If you do not have an assignment for codes at the start of a shift, ask the Charge Nurse about it. He or she may have forgotten to create assignments for a code. In addition, your facility may have an “anyone jump in” policy. This means that the first person to get to the scene will begin with CPR, and all subsequent individuals will “jump in” to help.
It is also important to ensure you have the appropriate credentials for responding during a Code Blue. This may include Advanced Cardiac Life Support (ACLS), Pediatric Advanced Life Support (PALS), Basic Life Support (BLS) and CPR & First Aid training. Training for each type of emergency certification is typically good for two years. However, your individual state or facility may have additional guidelines for completing training more often. For example, nurses in critical-care facilities may be needed to renew certifications annually or complete continuing educational units throughout the year.

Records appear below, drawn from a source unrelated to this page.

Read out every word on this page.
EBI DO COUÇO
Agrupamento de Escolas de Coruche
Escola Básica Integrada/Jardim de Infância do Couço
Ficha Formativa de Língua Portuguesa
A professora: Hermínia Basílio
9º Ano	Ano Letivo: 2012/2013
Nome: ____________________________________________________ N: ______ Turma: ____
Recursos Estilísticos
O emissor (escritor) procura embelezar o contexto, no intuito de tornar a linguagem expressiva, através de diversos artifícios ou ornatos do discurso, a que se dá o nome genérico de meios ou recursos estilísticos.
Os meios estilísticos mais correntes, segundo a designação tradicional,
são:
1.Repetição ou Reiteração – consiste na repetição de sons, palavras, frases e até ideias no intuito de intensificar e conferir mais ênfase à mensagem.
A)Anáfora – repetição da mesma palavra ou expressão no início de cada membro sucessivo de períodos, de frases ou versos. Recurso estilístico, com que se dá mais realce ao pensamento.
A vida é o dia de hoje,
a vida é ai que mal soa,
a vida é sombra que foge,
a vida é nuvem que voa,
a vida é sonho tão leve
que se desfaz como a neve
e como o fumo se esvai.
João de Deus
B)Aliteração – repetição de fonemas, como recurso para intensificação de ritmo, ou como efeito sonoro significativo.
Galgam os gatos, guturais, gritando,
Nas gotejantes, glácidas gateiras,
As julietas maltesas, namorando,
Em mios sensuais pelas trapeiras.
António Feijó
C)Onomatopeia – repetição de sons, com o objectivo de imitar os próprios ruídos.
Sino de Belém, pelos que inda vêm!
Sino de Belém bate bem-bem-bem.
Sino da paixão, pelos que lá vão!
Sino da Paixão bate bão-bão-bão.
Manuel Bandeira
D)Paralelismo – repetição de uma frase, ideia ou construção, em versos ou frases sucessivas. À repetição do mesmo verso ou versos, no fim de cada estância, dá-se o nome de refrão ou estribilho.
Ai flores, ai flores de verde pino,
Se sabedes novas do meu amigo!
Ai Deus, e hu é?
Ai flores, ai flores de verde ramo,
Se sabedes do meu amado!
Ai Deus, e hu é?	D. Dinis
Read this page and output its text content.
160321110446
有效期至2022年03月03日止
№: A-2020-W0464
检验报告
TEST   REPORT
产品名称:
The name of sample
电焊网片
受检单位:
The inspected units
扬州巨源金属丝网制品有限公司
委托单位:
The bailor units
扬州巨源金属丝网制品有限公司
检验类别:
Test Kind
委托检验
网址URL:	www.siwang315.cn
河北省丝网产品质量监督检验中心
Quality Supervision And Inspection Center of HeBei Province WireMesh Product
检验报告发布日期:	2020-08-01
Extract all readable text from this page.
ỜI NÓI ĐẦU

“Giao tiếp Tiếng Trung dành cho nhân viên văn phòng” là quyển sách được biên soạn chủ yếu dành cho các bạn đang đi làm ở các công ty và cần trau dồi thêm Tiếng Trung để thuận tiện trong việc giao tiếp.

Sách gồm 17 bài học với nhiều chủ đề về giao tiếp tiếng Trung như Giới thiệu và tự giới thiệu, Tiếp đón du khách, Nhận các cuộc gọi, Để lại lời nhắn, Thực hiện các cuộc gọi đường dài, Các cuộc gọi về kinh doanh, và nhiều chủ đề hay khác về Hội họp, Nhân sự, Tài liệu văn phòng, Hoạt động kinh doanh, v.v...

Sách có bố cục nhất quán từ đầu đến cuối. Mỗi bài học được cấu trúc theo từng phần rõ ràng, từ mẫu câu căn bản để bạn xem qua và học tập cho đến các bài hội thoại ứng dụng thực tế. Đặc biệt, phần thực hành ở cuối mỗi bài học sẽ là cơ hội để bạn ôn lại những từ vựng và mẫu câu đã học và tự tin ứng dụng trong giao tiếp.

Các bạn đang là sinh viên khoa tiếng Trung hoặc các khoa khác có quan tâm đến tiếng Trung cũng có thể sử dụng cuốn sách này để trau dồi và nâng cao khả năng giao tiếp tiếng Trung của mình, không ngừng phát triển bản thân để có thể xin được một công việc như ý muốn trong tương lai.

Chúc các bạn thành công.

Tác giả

Every emergency code used is only as effective as the staff members’ understanding of their proper response and responsibilities when a code is activated. If you need any direction on these codes, ask for a supervisor for additional information and training materials. In addition, now is an excellent time to get out your CPR, BLS, ACLS or PALS cards, and check the expiration dates.
Know what to do if an emergency code is called in your facility, and update your training if any certification will be expiring within the next three months. By taking action today, you can be ready for the emergencies that tomorrow’s day in the life of a health care professional will bring.